In many areas of healthcare, personalized medicine is becoming increasingly more ubiquitous. From gene therapies developed from an individual’s DNA to made-to-fit orthopedic replacements, personalized care is transforming the healthcare industry. Jeff Bishop from Zimmer Personalized Joint Replacement Technologies gave the Mines community an interesting insight as to how more advanced fabrication techniques, improved medical scanning technologies, and big data are converging to provide more effective joint replacements. With a more accurate understanding of the anatomical structure of the knee, tibia, and other joints, orthopedic companies can provide patients with increased mobility and higher durability of their replaced joints after orthopedic surgery.
With a soon to be retiring baby boomer population and an osteoporosis and joint replacement industry already worth over $51 billion, orthopedic companies such as Zimmer have spent a great deal of resources in research and development to leverage their improved products over the competition’s in regards to surgeon’s preference for joint replacement surgeries. This has given rise to increasingly greater personalization of implants. Large studies have shown very significant differences in shape and size of knee joints due to gender and, to a lesser degree, ethnicity differences. Tibia length composition varies significantly as well due to height discrepancies in those surveyed.
Bishop’s personal stance on the research is that size variances in the joint implants play a much larger role in the personal fit than any deviation in the actual shape of the implant. Shape incongruities from person to person could actually play a more important factor in the mobility of joint replacements than they are suggesting from the research. Even after acknowledging that the statistical anatomical data supports the theory that size does indeed dominate morphological variability between patients and that an implant can be correctly fitted to the patient, individual surgeons are not consistent in their implementation of the implants.

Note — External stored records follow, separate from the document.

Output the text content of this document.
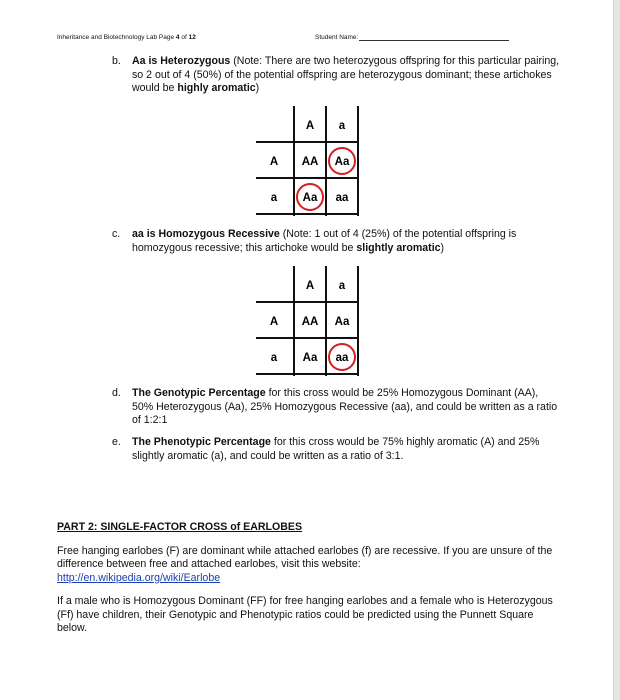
Inheritance and Biotechnology Lab Page 4 of 12	Student Name:
b. Aa is Heterozygous (Note: There are two heterozygous offspring for this particular pairing, so 2 out of 4 (50%) of the potential offspring are heterozygous dominant; these artichokes would be highly aromatic)
A a
A
a
AA Aa
Aa aa
c. aa is Homozygous Recessive (Note: 1 out of 4 (25%) of the potential offspring is homozygous recessive; this artichoke would be slightly aromatic)
A a
A
a
AA Aa
Aa aa
d. The Genotypic Percentage for this cross would be 25% Homozygous Dominant (AA), 50% Heterozygous (Aa), 25% Homozygous Recessive (aa), and could be written as a ratio of 1:2:1
e. The Phenotypic Percentage for this cross would be 75% highly aromatic (A) and 25% slightly aromatic (a), and could be written as a ratio of 3:1.
PART 2: SINGLE-FACTOR CROSS of EARLOBES
Free hanging earlobes (F) are dominant while attached earlobes (f) are recessive. If you are unsure of the difference between free and attached earlobes, visit this website:
http://en.wikipedia.org/wiki/Earlobe
If a male who is Homozygous Dominant (FF) for free hanging earlobes and a female who is Heterozygous (Ff) have children, their Genotypic and Phenotypic ratios could be predicted using the Punnett Square below.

Years after knee replacement, overhang of the implant often becomes a main problem which leads to instability, dislocation, lysis/loosening, or implant fractures. For total knee replacements, a surgeon must make sure there is less than 1 mm of overhang of the implant. However, If the implant is placed too deeply within the body tissue, there can be rotational constraints, which creates a tough line for surgeons wanting to give their patients higher mobility in the short term while at the same time preventing failures in the future.
With three of the largest players in the industry located in Warsaw, Indiana, orthopedic companies are no strangers to their competition. The orthopedic capital of the world, much like Silicon Valley for technology companies, creates an intense environment of competition. In many ways the evolution of joint replacement technologies has been a collaborative effort to improve the field. There has been an abundance of feedback between surgeons, university researchers, and engineering teams with the ultimate goal of creating faster, cheaper, and better implants for an aging population.